Solving a global optimal problem requires only two-armed slot machine

For a general purpose optimization problem over a finite rectangle region, this paper pioneers a unified slot machine framework for global optimization by transforming the search for global optimizer(s) to the optimal strategy formulation of a bandit process in infinite policy sets and proves that two-armed bandit is enough. By leveraging the strategic bandit process-driven optimization framework, we introduce a new {\bf S}trategic {\bf M}onte {\bf C}arlo {\bf O}ptimization (SMCO) algorithm that coordinate-wisely generates points from multiple paired distributions and can be implemented parallel for high-dimensional continuous functions. Our SMCO algorithm, equipped with tree search that broadens the optimal policy search space of slot machine for attaining the global optimizer(s) of a multi-modal function, facilitates fast learning via trial and error. We provide a strategic law of large numbers for nonlinear expectations in bandit settings, and establish that our SMCO algorithm converges to global optimizer(s) almost surely. Unlike the standard gradient descent ascent (GDA) that uses a one-leg walk to climb the mountain and is sensitive to starting points and step sizes, our SMCO algorithm takes a two-leg walk to the peak by using the two-sided sampling from the paired distributions and is not sensitive to initial point selection or step size constraints. Numerical studies demonstrate that the new SMCO algorithm outperforms GDA, particle swarm optimization and simulated annealing in both convergence accuracy and speed. Our SMCO algorithm should be extremely useful for finding optimal tuning parameters in many large scale complex optimization problems.
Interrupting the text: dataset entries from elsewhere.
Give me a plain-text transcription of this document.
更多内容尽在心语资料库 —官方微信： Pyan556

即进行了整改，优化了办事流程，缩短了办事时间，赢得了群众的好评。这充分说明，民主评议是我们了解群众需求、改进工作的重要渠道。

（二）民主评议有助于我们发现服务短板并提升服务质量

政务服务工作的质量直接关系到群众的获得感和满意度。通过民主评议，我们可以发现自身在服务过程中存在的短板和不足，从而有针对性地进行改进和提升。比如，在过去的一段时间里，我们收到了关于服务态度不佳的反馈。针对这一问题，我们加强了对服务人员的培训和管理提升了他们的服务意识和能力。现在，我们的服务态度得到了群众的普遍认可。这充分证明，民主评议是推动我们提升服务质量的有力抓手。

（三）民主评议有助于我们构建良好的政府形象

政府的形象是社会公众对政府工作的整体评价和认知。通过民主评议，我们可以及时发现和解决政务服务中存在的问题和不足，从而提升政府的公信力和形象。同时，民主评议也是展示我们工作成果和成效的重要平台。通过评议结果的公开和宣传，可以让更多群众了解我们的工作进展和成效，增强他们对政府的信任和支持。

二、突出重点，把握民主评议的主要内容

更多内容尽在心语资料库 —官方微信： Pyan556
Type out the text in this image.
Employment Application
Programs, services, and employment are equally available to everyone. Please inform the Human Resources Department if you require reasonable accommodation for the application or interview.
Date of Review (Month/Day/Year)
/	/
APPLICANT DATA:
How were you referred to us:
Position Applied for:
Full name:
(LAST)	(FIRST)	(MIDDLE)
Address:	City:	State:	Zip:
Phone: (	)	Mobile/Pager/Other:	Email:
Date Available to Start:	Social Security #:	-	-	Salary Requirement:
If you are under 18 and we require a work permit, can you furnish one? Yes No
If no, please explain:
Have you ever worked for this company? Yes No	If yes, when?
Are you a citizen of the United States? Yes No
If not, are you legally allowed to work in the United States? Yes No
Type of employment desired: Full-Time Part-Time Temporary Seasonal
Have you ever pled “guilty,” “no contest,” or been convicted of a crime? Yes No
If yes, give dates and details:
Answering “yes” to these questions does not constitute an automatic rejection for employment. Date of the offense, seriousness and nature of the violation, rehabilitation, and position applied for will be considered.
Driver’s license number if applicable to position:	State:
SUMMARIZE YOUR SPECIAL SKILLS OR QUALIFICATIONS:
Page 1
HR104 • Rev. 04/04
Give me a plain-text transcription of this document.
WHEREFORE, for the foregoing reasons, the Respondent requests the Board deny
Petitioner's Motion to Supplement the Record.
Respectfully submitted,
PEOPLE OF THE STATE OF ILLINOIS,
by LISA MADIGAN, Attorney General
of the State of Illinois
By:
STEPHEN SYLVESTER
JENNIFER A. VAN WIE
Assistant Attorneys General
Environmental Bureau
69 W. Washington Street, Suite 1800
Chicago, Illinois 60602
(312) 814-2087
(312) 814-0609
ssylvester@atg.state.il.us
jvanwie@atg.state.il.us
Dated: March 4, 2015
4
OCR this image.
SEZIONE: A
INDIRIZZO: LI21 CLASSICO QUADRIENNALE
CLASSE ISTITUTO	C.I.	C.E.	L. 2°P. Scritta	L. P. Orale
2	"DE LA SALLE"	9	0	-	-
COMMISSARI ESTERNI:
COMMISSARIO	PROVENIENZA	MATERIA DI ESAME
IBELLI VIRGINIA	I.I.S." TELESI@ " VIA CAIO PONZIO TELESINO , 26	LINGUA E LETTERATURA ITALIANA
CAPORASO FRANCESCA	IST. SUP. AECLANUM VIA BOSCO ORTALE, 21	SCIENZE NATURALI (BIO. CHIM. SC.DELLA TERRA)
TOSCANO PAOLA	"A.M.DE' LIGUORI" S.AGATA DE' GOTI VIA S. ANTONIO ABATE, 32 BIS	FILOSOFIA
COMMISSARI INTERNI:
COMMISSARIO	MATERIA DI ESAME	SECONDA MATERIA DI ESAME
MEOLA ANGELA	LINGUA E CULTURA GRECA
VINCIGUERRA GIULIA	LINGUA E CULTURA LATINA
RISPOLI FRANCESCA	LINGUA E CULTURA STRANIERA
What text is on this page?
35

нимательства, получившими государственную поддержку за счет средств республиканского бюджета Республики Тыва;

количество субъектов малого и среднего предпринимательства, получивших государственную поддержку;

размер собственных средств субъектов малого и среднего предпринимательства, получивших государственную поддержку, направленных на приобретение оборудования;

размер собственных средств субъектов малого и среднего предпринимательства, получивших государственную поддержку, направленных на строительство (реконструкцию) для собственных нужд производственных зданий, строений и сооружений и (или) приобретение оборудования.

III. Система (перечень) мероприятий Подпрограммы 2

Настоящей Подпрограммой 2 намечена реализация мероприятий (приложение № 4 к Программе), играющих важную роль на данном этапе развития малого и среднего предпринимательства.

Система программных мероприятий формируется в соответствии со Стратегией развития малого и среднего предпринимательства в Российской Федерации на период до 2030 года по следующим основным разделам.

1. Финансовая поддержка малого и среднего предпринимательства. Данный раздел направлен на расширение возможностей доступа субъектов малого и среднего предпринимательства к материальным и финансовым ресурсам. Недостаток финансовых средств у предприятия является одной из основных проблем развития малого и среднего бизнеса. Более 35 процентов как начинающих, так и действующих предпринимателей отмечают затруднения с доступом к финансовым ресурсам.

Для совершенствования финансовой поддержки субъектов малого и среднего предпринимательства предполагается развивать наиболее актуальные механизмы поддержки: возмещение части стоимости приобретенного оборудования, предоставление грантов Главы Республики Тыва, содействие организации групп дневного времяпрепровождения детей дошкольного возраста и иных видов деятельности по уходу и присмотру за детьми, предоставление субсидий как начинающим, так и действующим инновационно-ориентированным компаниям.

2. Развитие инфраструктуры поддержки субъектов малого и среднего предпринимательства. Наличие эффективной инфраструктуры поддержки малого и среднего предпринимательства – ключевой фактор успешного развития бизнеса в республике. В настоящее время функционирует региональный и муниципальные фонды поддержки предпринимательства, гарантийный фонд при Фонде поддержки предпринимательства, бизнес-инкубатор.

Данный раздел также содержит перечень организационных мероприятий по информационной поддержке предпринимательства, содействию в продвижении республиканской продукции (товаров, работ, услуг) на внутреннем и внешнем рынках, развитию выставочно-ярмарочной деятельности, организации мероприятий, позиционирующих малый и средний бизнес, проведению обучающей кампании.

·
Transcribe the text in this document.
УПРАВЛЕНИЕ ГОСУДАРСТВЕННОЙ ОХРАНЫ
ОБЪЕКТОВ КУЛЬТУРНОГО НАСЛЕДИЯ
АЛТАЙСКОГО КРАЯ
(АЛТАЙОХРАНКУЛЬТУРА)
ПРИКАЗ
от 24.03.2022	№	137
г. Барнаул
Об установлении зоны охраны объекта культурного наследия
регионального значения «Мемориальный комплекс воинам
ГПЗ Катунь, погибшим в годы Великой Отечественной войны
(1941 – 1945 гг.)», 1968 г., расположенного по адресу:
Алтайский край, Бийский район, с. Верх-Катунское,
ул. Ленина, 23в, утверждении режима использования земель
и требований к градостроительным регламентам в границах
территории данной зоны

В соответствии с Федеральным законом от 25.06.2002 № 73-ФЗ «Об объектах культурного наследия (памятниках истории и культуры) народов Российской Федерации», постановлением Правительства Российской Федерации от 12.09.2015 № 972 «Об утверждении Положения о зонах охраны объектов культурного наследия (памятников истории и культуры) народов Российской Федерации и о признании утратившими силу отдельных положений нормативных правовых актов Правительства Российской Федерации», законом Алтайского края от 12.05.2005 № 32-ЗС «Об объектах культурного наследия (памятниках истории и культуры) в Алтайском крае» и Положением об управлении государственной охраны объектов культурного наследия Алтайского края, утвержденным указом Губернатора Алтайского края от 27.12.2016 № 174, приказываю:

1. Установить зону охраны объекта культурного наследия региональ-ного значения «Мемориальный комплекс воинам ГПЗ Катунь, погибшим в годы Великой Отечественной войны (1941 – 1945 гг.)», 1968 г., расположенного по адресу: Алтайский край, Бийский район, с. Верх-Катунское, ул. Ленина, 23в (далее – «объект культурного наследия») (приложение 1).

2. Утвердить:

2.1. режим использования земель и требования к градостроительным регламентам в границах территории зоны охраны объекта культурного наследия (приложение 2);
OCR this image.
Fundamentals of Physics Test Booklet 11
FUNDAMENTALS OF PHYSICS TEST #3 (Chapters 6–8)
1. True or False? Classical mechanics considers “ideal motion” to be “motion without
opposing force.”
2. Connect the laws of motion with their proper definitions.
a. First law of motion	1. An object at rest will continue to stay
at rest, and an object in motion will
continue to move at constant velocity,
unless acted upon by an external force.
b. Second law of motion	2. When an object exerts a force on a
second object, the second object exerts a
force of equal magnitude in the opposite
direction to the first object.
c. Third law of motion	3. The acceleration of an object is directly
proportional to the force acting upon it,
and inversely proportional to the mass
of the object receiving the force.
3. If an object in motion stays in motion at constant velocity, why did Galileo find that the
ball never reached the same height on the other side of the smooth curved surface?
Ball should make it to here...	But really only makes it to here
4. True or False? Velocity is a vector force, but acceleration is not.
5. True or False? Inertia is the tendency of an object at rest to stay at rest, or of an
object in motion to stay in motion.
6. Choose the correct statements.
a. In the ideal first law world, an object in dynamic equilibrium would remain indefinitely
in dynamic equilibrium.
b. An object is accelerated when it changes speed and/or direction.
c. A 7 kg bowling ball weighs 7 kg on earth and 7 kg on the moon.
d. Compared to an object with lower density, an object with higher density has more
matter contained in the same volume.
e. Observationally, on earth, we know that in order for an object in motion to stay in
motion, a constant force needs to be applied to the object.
翻译：针对有限矩形区域上的一般目的优化问题，本文开创性地提出了一种用于全局优化的统一老虎机框架，通过将全局最优解的搜索转化为无限策略集中老虎机过程最优策略的构建，并证明双臂老虎机已足够。借助策略驱动的老虎机过程优化框架，我们提出了一种新的策略蒙特卡洛优化算法，该算法通过坐标方向从多组配对分布中生成采样点，并可并行实现以处理高维连续函数。我们的SMCO算法配备了树搜索机制，能够拓宽老虎机的最优策略搜索空间以获取多峰函数的全局最优解，通过试错机制实现快速学习。我们建立了老虎机设定下非线性期望的策略大数定律，并证明SMCO算法几乎必然收敛至全局最优解。与采用单腿行走方式爬山且对初始点及步长敏感的标准梯度下降上升算法不同，我们的SMCO算法通过配对分布的双侧采样实现双腿行走式寻峰，对初始点选择和步长约束均不敏感。数值研究表明，新SMCO算法在收敛精度与速度上均优于梯度下降上升算法、粒子群优化和模拟退火算法。该算法对于众多大规模复杂优化问题中的最优调参具有重要应用价值。